The paper birch trees would have been whispering to each other in the summer wind, the small field beside the shop dotted with bright flowers. Weeds, mostly, but even dandelions looked pretty on a sunny day. My mom told me that everyone smiled at her in Mr. Johnson’s grocery store, where she bought a Coke while my dad fixed the tire. When my dad finished the work, he asked her if she wanted an ice-cream cone. At the small stand about a mile down the road, she marveled at the flavors she hadn’t tasted since she was a little girl. My mom never made it to her camping trip that weekend. She spent the next three days with my dad. He taught her to fish and took her up to Rapid Falls. Six months later, they were married. I was born three months after that. My mom chose a flowing wedding dress. In the pictures, you can barely tell she was pregnant, except for the frown on her father’s face. Her parents moved to Florida when I was six. They don’t visit much. I wondered if my mom would have moved to Rapid Falls if she hadn’t gotten pregnant so fast. She was an only child, which was why Anna had been born so quickly after me. My mom said she wanted to give me a brother or a sister because she had always felt so lonely growing up.

Jesse was an only child too. He always wanted to know what it was like to have a sister, but I couldn’t answer. It felt like he was asking me to explain what it was like to have two legs instead of one. That’s how I felt about Rapid Falls too. I couldn’t describe what it was like to live there. I had never known anything else. It was the reason I wanted to leave, to go to a place where no one remembered that Anna beat me at every track meet in elementary school, even though she was a year younger. I wanted to be someone who made decisions: a state representative or a senator. Rapid Falls didn’t even have a mayor. City people learned about ideas and art, not the minutiae of their neighbors’ lives. The few times I’d visited Fraser City with my mom, the streets vibrated with energy. The only thing in the air in Rapid Falls was the faint odor of cedar when the mill was planking wood. Rapid Falls made me feel like my life was already decided for me. In Fraser City, my choices would be my own. And Jesse’s. That’s how I’d always imagined it, anyway.

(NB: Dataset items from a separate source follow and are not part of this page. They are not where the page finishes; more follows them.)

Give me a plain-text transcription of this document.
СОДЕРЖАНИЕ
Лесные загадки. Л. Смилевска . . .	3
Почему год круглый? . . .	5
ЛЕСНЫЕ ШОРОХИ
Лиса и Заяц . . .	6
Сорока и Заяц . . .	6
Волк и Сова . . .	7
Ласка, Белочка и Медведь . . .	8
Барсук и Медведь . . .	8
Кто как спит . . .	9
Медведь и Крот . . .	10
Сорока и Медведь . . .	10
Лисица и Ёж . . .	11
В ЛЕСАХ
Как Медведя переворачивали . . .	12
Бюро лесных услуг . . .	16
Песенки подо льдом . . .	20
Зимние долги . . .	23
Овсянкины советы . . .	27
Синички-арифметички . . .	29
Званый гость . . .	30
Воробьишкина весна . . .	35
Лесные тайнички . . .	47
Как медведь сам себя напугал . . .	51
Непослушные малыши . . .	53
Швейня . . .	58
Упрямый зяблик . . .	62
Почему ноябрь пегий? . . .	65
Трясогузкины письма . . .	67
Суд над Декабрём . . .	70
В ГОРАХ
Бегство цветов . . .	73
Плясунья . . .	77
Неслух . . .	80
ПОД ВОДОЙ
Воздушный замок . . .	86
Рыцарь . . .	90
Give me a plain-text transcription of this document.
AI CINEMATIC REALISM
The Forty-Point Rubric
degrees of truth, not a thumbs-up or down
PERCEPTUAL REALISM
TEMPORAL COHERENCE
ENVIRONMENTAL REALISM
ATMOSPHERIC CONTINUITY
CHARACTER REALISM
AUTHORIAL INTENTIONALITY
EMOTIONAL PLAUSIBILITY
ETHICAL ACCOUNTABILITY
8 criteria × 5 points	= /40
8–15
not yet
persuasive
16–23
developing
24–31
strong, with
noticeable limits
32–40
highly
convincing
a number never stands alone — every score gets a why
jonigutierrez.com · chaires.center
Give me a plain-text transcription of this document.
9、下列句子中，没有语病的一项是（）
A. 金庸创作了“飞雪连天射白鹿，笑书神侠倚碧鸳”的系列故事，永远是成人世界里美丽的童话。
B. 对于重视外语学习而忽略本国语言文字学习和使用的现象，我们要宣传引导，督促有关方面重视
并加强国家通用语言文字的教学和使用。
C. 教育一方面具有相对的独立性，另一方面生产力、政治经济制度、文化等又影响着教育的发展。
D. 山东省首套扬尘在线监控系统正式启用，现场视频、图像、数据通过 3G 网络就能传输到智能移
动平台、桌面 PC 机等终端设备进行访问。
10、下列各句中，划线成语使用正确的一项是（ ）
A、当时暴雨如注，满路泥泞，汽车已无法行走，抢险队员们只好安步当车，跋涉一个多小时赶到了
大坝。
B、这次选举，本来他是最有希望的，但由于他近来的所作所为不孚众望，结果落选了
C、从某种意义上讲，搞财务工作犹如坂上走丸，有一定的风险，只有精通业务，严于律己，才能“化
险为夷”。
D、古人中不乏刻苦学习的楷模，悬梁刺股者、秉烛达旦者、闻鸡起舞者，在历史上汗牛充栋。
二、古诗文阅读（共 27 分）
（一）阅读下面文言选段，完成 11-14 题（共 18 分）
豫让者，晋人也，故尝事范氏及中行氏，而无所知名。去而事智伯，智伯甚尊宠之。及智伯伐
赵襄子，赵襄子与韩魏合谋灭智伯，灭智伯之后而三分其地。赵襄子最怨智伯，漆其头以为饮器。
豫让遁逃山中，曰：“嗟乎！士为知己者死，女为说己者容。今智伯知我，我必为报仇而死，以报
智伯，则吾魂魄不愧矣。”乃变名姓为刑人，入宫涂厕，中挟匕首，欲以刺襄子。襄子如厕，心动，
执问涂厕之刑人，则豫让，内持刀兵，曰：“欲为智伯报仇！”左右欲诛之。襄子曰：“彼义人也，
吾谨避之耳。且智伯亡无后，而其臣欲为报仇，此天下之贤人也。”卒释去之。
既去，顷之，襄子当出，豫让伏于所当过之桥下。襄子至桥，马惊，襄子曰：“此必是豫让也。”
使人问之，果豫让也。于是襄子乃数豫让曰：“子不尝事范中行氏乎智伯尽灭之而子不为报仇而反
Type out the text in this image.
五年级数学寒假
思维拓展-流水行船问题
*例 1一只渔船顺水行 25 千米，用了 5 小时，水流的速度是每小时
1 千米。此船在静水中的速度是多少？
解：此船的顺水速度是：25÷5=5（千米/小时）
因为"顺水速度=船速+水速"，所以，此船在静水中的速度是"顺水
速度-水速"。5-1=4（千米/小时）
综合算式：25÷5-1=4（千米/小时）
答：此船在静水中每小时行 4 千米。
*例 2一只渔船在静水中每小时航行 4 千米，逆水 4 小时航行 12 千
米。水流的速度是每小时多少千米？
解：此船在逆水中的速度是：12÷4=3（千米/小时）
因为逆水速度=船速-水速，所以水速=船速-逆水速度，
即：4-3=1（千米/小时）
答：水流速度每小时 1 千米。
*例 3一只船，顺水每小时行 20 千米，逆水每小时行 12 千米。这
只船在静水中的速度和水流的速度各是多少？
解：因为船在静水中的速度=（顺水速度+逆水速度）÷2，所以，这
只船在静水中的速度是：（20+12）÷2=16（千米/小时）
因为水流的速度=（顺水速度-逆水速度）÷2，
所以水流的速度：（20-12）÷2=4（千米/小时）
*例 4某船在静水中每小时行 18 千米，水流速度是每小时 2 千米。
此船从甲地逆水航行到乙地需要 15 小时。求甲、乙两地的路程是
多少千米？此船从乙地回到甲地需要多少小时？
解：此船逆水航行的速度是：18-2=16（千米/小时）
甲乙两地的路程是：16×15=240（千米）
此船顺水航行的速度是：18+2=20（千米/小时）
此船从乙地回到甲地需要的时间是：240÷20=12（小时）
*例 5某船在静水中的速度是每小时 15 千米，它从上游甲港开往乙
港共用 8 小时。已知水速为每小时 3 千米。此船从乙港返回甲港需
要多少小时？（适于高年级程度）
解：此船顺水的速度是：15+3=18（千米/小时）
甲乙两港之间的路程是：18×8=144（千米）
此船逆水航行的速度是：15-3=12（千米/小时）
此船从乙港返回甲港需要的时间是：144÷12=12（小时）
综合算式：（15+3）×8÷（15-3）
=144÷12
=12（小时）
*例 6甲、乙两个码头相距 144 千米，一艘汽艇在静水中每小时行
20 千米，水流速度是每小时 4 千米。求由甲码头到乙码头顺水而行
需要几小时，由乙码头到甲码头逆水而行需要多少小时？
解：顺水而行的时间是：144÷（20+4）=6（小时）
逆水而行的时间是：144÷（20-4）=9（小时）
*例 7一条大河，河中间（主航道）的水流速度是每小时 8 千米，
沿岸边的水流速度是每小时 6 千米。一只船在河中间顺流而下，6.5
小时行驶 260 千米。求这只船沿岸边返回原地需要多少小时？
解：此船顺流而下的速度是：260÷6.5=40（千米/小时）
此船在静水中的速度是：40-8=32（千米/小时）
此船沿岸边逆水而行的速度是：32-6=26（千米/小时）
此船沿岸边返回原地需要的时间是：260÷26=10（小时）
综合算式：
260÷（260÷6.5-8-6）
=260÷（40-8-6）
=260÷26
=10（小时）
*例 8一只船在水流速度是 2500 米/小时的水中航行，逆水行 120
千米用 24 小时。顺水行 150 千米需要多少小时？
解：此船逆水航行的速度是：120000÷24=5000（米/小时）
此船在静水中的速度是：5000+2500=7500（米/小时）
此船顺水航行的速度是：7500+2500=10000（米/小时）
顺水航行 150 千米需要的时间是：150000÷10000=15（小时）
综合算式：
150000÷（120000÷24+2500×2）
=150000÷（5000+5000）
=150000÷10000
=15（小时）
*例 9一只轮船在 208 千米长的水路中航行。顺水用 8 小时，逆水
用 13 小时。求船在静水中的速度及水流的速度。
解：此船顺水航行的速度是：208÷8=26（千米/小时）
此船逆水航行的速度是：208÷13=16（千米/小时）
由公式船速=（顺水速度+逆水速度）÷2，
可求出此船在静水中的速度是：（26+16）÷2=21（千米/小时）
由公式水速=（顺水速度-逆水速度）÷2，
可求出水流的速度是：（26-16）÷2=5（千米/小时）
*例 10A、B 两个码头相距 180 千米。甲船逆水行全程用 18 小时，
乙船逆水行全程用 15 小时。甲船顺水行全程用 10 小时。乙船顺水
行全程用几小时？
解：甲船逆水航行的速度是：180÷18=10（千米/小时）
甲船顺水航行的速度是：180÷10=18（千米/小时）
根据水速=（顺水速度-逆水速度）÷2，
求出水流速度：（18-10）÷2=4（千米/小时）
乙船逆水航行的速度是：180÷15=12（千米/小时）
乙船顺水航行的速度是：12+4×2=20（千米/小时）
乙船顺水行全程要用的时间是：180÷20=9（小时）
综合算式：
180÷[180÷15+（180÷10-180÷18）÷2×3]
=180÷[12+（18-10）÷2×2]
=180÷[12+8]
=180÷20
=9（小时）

We turned onto the highway and sped past the only hotel in town, the Rapid Falls Inn. Everyone who lived in Rapid Falls knew the road to Nicola well. It was the place where we visited dentists, went back-to-school shopping, and played in sports tournaments. Wealthier families traveled to the Nicola airport to fly even farther away. Not us. I had never been on a plane and neither had Anna. My dad didn’t like to travel, and it seemed like my mom had gotten tired of asking. I imagined packing a suitcase and entering a different world with the assistance of a paper ticket that entitled me to a new life, a new place, a new start. Somewhere where my sister wasn’t lying in a hospital bed and my boyfriend wasn’t dead at the bottom of a river.